Printcafe, which assured itself deep roots by acquiring software companies already popular in the industry, took an important step away from the collapsed market a year ago, changing its name to Printcafe Software as it joined the NASDAQ. It also built an alliance that is even closer to graphic arts prepress than ever before. Just recently Creo become a majority stockholder in the firm, and as of press time, Creo has become a bidder, along with Electronics For Imaging, for remaining shares.
While dot-com ideology that spawned Printcafe died, it left in its wake a chance for surviving firms to rebuild their products into systems that have real value without the hype. The word collapse might sound bad, but it also signifies an opportunity.
Printers, however, may be scaring off such a chance at rebuilding with their own words, viewing the market as “slow,” or part of an “economic slowdown,” as opposed to looking at it on more challenging terms. The length of printing revenue decline—with the bulk of the industry still in need of some sure-fire turnaround momentum—calls for a new terminology.

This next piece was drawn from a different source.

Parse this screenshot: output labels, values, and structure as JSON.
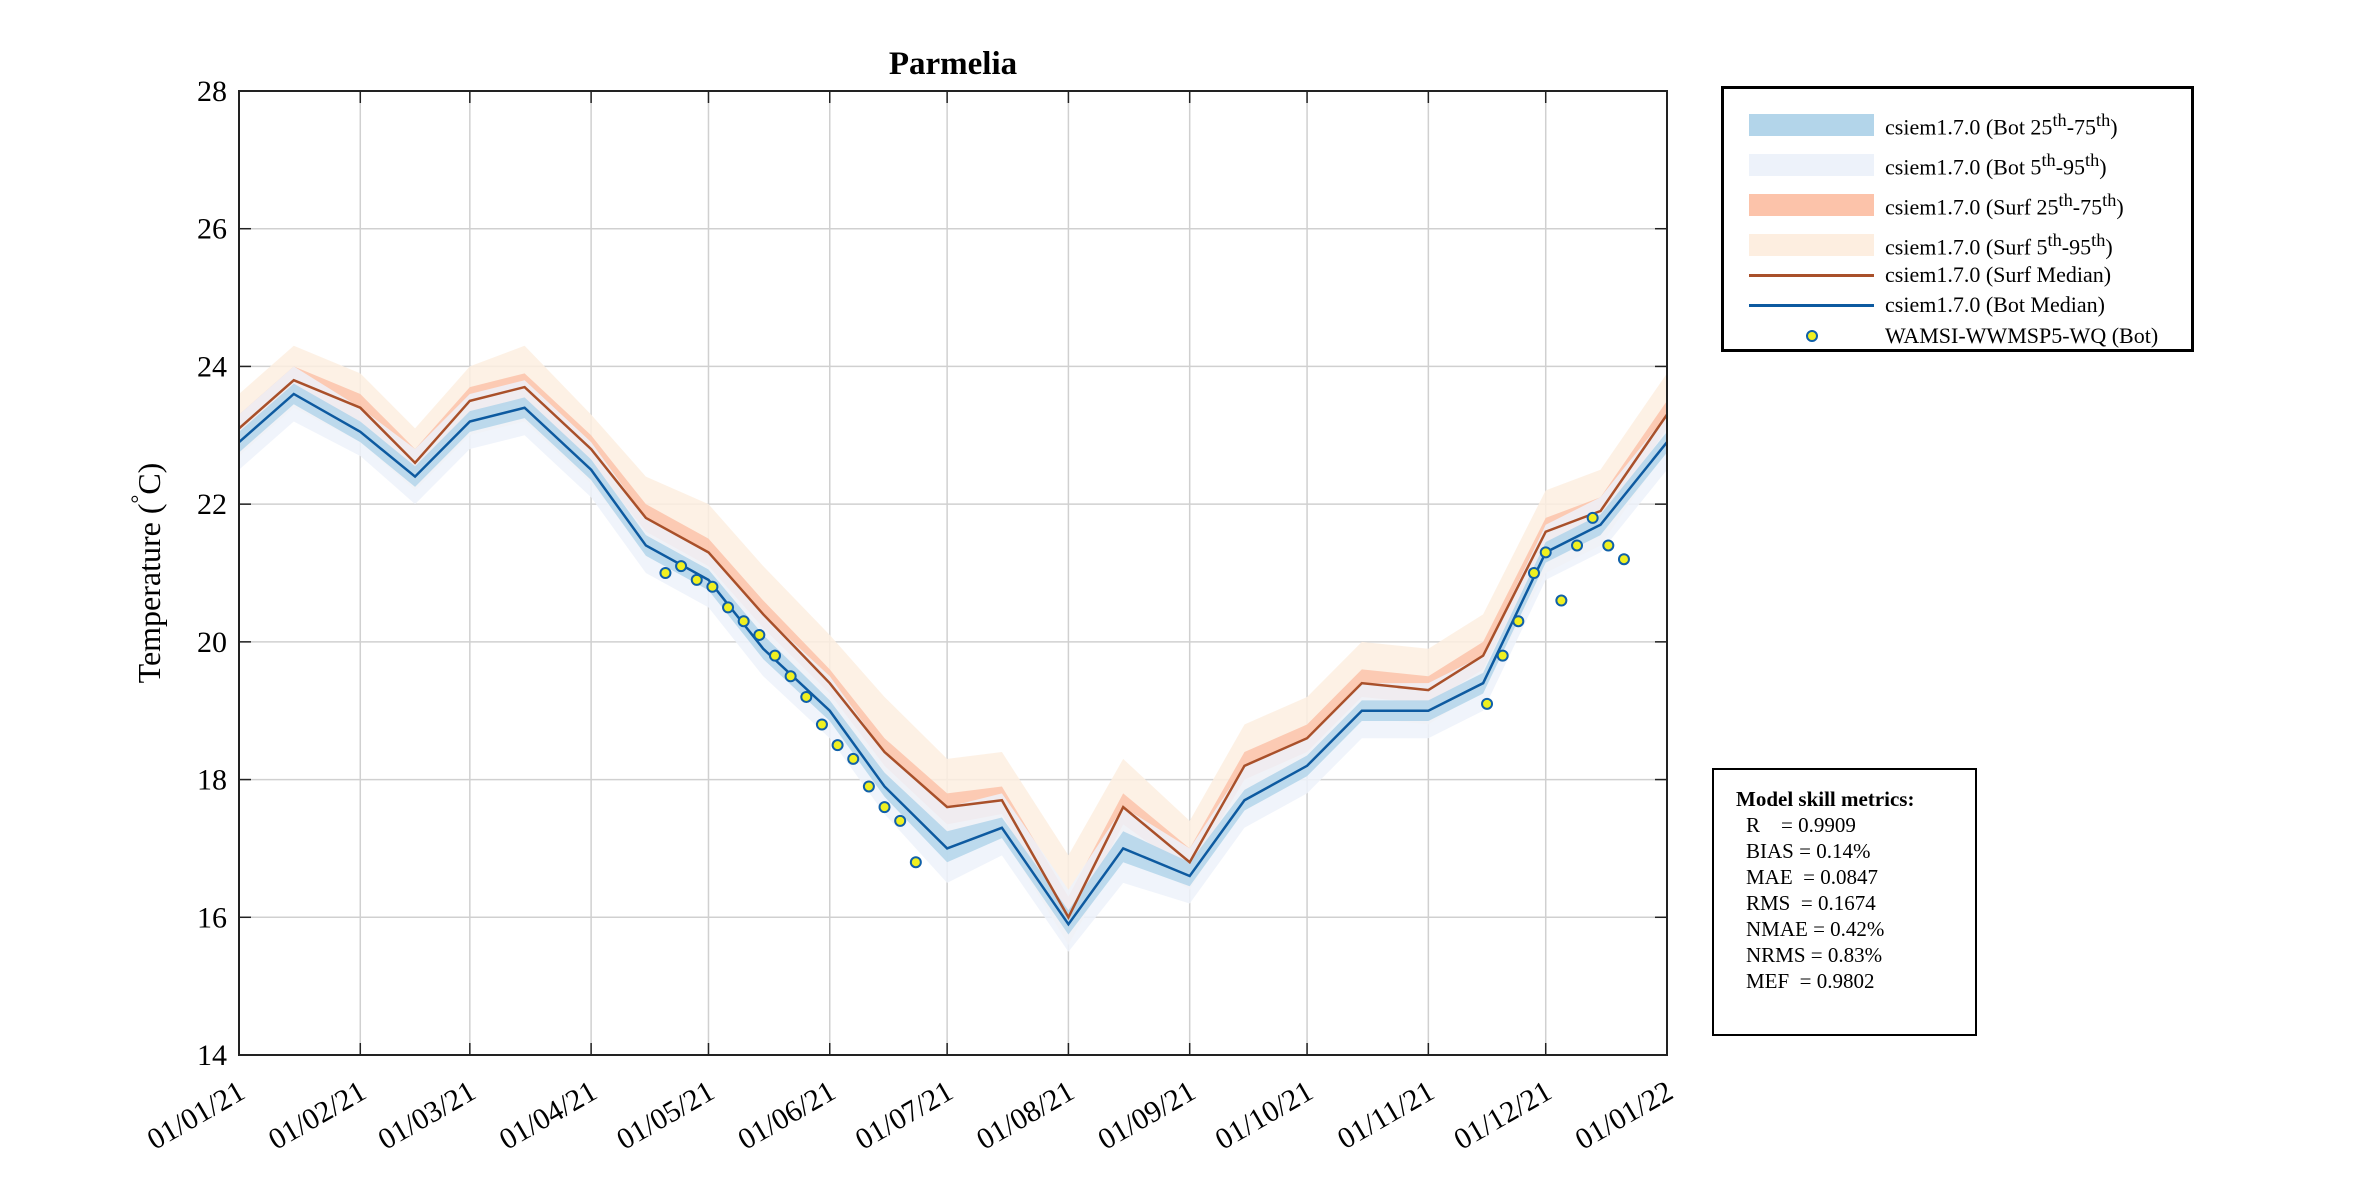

Perhaps the pressure goes up a notch, from “economic slowdown,” to “shakeout.” For years, industry pundits have said we are the precipice of major change. A few years from now, when we look back, we could see that that change involved a shakeout as much as it did a technology evolution. As a supporter of the graphic arts, I cannot say I am happy about the prospect of a smaller industry, but shakeouts happen, whether I like them or not.
Changes will come not only in number of competitors out there, but in improved profitability among those who have implemented cost-saving technologies. Part of the new era of commercial printing comes in meeting market price for your work, and making a profit at it. New tools for plant-wide work flow, as examined in this month’s feature story, will be key to the industry’s thriving firms.
And, if we are indeed in a shakeout, let’s make it a productive one, with printers making the smartest decisions to ensure vitality, and profitability, for decades to come.